Allegation of Bogus Import of Service through Cash Bean App: Delhi HC Dismisses Writ Petition on Evidence to Prove Contravention in Foreign Exchange Management Act [Read Order]

Top Stories Allegation of Bogus Import of Service through Cash Bean App: Delhi HC Dismisses Writ Petition on Evidence to Prove Contravention  in Foreign Exchange Management Act [Read Order] By Yogitha S. Yogesh – On December 18, 2023 4:33 pm – 3 mins read In a significant case on the allegation of Bogus import of service through the Cash Bean app, the Delhi High Court dismissed a writ appeal on evidence to prove contravention in the Foreign Exchange Management Act,1999. PC Financial Services Private Ltd, the petitioner is engaged in the business of providing unsecured short-term loans to its customers/borrowers in India via its Digital Application platform called ‘CashBean’. The CashBean application of the petitioner had 60.3 million users, and 39.2 million registered customers, out of which only 3.75 million unique customers were selected after an assessment of creditworthiness for the loan. It was contended that the petitioner had engaged a Hong Kong-based Company, namely Hong Kong Fintango Limited (‘HK Fintango’) for procurement of an IP licence and had entered into a Software Licence Agreement dated 01.10.2019 with it for providing IP and Digital Lending Software Licence, that is, the CashBean App to the petitioner for the Indian digital micro-lending market.

The petitioner further contends that another Company, that is Mobimagic Co. Ltd. (‘Mobimagic’), provided technical services to the petitioner till March 2020 and, thereafter, the services of HK Fintango were engaged from August 2020.  The petitioner stated that for the Technical fees, the petitioner’s Board had taken the necessary and proper decisions by considering the comprehensive business risk management requirements, including the services scope, Software Licence Agreement commitment and responsibility. The Board had also considered and referred to the industry practice. The Board had also consulted with tier-1 Chartered Accountant Firm/Independent Consultant, Ernest & Young LLP, India (‘EY India’), which resulted in independent benchmarking reports.  It was stated that Mobimagic was the original developer of the CashBean software, which was subsequently transferred to HK Fintango on 26.09.2019. Post such transfer, HK Fintango has been awarded with the new Software Copyright Certificate for the same. The petitioner states that for the business of the petitioner, HK Fintango has granted access to its Software App in a source code format and technical support has been received from Mobimagic; management and other support have been received from another related party entity, namely, TenSpot Pesa Limited.

The petitioner claimed that the petitioner has maintained the Transfer Pricing Documentation required under Rule 10D of the Income Tax Rules, 1962 read with Section 92D of the Income Tax Act, 1961, and proper forms have been filed with the Income Tax Authorities. The petitioner claims to have also deducted the Tax at Source for payments made to these Companies and as having greatly contributed to the tax base of the country. It was alleged that the petitioner has, therefore, contravened Section 4 of the Foreign Exchange Management Act, 1999 (‘Act’), and an equivalent value of the property was liable to be seized from the petitioner in India. The above seizure orders have been confirmed by respondent no.2 vide the Order dated 04.02.2022 (‘Impugned Order’). The senior counsel for the petitioner submitted that under the Act, the foreign exchange transactions can be classified as ‘Capital Account Transaction’, as defined in Section 2(e) of the Act, or as ‘Current Account Transaction’, as defined in Section 2(j) of the Act.

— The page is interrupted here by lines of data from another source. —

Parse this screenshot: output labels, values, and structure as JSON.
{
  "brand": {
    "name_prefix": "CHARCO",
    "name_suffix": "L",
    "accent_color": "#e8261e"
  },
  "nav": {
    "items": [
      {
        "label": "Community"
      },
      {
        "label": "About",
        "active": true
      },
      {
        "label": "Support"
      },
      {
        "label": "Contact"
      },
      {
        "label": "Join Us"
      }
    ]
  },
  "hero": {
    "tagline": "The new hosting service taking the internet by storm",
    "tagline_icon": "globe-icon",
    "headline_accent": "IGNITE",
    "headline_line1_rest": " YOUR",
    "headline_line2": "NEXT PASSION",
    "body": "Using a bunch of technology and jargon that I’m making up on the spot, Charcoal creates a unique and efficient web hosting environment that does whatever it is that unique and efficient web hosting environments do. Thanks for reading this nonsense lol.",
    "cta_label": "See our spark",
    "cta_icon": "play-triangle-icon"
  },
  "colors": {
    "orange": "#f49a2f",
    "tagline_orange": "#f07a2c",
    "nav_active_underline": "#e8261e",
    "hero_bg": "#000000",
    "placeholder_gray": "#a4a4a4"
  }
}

He submits that Section 6(3) of the Act provides that all ‘capital account transactions’ are prohibited unless specifically permitted by the RBI. On the other hand, all ‘current account transactions’ are permitted unless specifically prohibited. It was argued that the basic reason for the proceedings against the petitioner is a baseless allegation of the petitioner charging higher rates of interest and processing fees from its customers/loan applicants. He submits that such an allegation cannot, however, provide any justification for the invocation of the draconian power of seizure under the Act.  A single bench of Justice Navin Chawla observed that the Impugned Order is to be based merely on ‘reason to believe’ that any foreign exchange situated outside India is suspected of having been held in contravention of Section 4 of the Act by the person against whom the order under Section 37A of the Act is being passed.

Though it may be true that the ‘reason to believe’ must also be based on certain tangible material and should be reasonable and not be arbitrary or whimsical, at the same time, the Court in the exercise of its powers under Article 226 of the Constitution of India cannot act as an appellate authority and substitute its own opinion for that of the Competent Authority.  It was found that the petitioner has been unable to make out such a case which would warrant an interference of the Court with the Impugned Order. “The allegations of the respondents and the defence of the petitioner would need to be tested by the Adjudicatory Authority. On facts, it cannot be said that the respondents’ action is ultra vires the Act or so whimsical as to warrant the interference of the Court at this stage when the proceedings are pending before the Adjudicatory Authority.”, the court held.